Sehingga dengan mengetahui faktor-faktor yang mempengaruhi

environmental disclosure, perusahaan akan terdorong untuk melakukan

tangggungjawab sosialnya terhadap masyarakat, ekonomi dan lingkungan

sekitar perusahaan dengan lebih baik lagi. Selain itu yang menarik untuk

dilakukan yaitu untuk mengkonfirmasi kembali ketidakkonsistenan penelitian

sebelumnya mengenai environmental disclosure.


11

B. Batasan Masalah Penelitian

Faktor-faktor yang berpengaruh dalam penelitian ini adalah Ukuran

dewan komisaris, Proposisi dewan komisaris independen, Latar belakang

pendidikan presiden komisaris, Jumlah rapat dewan komisaris, Jumlah rapat

Komite audit, Ukuran komite audit.

C. Rumusan Masalah Penelitian

Berdasarkan penjelasan latar belakang tersebut maka didapat

permasalahan penelitian sebagai berikut:

1. Apakah ukuran dewan komisaris berpengaruh positif terhadap

Environmental Disclosure?

2. Apakah proporsi dewan komisaris independen berpengaruh positif

terhadap Environmental Disclosure?

3. Apakah latar belakang pendidikan presiden komisaris berpengaruh

positif Environmental Disclosure?

4. Apakah jumlah rapat dewan komisaris berpengaruh positif terhadap

Environmental Disclosure?

5. Apakah jumlah rapat komite audit berpengaruh positif terhadap

Environmental Disclosure?

6. Apakah ukuran komite audit berpengaruh positif terhadap

Environmental Disclosure?
12

D. Tujuan Penelitian

Berdasarkan rumusan masalah diatas, maka penelitian ini bertujuan

untuk menguji dan memperoleh bukti empiris terhadap faktor-faktor yang

berpengaruh terhadap Environmental disclosure.
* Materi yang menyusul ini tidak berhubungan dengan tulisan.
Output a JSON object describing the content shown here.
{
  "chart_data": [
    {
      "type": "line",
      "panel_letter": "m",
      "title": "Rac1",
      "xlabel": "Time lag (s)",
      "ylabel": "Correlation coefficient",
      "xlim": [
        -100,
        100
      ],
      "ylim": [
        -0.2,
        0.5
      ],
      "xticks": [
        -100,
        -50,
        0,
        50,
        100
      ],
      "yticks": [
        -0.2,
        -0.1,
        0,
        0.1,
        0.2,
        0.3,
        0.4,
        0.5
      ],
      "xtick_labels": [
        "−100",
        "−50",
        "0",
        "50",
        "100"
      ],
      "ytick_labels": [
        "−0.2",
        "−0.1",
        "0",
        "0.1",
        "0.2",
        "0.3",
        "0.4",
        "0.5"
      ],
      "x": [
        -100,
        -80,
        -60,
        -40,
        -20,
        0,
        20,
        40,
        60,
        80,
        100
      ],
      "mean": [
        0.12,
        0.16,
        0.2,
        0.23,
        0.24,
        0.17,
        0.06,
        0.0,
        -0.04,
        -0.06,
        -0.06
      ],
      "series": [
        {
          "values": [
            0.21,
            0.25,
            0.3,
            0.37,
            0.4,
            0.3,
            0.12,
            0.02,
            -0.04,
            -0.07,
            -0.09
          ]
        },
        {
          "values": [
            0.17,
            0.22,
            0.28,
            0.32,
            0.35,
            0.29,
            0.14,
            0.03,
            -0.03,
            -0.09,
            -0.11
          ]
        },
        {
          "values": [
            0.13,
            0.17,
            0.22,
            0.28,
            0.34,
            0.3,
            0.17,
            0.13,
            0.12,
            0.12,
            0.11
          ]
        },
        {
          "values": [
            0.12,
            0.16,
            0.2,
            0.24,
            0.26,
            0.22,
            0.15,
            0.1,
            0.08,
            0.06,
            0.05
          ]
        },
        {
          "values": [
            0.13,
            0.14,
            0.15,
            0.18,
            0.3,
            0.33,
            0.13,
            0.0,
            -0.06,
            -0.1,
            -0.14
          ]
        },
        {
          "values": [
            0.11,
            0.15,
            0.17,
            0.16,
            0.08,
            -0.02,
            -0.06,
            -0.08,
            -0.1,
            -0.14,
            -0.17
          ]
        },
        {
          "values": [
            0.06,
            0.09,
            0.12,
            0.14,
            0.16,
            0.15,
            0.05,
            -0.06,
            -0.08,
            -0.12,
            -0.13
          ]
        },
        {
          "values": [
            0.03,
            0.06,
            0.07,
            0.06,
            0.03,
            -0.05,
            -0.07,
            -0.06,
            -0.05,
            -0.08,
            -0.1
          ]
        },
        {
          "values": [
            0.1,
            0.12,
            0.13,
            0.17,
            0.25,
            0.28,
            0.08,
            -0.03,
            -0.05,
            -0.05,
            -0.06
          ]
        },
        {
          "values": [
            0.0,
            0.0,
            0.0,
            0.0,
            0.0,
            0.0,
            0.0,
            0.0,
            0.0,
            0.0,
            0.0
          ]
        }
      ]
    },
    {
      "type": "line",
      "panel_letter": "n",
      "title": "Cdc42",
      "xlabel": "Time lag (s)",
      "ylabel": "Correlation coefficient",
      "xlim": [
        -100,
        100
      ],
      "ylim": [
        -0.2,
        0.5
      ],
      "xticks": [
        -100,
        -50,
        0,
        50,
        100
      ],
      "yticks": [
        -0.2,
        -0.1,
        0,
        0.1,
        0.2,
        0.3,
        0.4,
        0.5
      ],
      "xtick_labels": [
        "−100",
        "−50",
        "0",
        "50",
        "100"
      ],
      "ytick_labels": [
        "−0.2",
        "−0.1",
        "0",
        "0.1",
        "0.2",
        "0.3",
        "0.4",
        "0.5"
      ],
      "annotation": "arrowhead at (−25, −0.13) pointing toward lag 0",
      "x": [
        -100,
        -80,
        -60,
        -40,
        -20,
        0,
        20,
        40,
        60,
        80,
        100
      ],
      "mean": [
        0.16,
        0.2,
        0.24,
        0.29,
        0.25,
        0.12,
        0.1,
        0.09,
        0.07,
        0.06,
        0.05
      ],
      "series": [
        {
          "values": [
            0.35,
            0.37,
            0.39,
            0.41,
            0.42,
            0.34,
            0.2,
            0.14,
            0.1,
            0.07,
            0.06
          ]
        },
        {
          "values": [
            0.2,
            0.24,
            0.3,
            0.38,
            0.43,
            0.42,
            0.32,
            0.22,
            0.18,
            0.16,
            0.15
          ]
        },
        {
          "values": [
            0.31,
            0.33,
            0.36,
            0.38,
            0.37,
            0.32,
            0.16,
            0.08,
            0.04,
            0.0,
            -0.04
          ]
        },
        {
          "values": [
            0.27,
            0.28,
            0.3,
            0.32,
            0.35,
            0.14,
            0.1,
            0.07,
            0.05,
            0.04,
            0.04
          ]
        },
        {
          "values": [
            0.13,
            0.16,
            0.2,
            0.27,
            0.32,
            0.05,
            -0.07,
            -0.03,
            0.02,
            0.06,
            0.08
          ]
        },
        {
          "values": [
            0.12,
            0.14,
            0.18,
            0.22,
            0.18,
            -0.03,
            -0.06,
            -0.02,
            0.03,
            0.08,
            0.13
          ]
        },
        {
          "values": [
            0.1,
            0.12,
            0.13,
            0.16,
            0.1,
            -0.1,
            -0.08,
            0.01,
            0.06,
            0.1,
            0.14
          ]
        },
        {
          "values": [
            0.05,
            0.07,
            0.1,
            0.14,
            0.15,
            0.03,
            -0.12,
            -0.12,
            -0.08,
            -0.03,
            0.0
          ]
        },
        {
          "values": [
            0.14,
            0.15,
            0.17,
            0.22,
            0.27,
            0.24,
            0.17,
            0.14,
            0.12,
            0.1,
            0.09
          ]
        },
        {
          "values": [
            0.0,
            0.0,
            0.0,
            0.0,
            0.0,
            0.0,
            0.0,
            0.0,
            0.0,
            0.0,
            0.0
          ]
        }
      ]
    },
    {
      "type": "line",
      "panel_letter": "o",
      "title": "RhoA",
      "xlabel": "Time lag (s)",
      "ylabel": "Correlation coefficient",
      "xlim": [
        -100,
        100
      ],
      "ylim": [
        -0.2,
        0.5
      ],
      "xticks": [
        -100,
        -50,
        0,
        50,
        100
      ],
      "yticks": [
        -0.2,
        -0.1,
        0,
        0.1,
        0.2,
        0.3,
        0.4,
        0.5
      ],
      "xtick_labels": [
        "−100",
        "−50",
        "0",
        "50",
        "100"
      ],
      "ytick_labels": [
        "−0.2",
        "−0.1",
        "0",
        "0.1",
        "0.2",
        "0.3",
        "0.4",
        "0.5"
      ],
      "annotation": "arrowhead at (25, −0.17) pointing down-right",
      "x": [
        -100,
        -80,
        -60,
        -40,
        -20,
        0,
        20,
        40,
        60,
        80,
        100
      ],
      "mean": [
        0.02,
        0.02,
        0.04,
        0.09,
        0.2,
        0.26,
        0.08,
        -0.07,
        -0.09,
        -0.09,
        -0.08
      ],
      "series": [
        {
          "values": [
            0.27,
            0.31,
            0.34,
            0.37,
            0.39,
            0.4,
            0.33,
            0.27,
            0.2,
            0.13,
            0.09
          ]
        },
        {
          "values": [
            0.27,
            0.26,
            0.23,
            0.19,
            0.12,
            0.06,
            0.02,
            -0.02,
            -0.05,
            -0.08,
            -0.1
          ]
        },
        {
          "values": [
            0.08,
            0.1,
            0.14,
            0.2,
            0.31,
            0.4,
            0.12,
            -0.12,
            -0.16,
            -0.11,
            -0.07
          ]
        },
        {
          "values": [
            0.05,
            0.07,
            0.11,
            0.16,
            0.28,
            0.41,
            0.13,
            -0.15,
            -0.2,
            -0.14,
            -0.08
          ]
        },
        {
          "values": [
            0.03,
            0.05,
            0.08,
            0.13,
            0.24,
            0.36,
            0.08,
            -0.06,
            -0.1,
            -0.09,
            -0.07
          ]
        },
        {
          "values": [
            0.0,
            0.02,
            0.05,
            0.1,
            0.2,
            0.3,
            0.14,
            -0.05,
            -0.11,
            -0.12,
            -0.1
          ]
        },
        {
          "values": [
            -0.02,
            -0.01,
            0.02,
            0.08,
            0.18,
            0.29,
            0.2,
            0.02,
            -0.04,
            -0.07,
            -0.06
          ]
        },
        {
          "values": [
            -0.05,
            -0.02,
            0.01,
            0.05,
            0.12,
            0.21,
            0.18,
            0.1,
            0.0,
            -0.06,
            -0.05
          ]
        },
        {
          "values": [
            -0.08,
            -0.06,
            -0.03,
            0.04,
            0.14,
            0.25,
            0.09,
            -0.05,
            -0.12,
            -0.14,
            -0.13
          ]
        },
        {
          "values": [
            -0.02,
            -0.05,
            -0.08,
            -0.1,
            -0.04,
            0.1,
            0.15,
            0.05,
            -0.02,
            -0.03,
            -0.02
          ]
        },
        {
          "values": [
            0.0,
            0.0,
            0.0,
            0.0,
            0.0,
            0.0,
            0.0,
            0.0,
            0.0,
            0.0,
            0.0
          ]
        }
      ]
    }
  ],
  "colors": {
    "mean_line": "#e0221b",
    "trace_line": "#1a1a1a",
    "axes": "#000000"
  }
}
1. Ukuran dewan komisaris yang berpengaruh positif terhadap

Environmental Disclosure?

2. Proporsi dewan komisaris independen yang berpengaruh positif terhadap

Environmental Disclosure?

3. Latar belakang pendidikan presiden komisaris yang berpengaruh positif

Environmental Disclosure?

4. Jumlah rapat dewan komisaris yang berpengaruh positif terhadap

Environmental Disclosure?

5. Jumlah rapat komite audit yang berpengaruh positif terhadap

Environmental Disclosure?

6. Ukuran komite audit yang berpengaruh positif terhadap Environmental

Disclosure?
13

E. Manfaat Penelitian

1. Praktisi

a. Penelitian ini diharapkan dapat memberikan pemahaman lebih tentang

pentingnya environmental disclosure dalam laporan tahunan.

b. Penelitian ini diharapkan dapat menggambarkan dan menginformasi

tentang praktek pengungkapan lingkungan pada perusahaan

manufaktur di Indonesia.

2. Teoritis

a. Penelitian ini diharapkan dapat menyajikan bukti empiris mengenai

faktor-faktor yang berpengaruh terhadap environmental disclosure.

b. Penelitian ini diharapkan menjadi bahan referensi untuk penelitian-

penelitian selanjutnya dengan hasil penelitian mengenai faktor-faktor

yang berpengaruh terhadap environmental disclosure.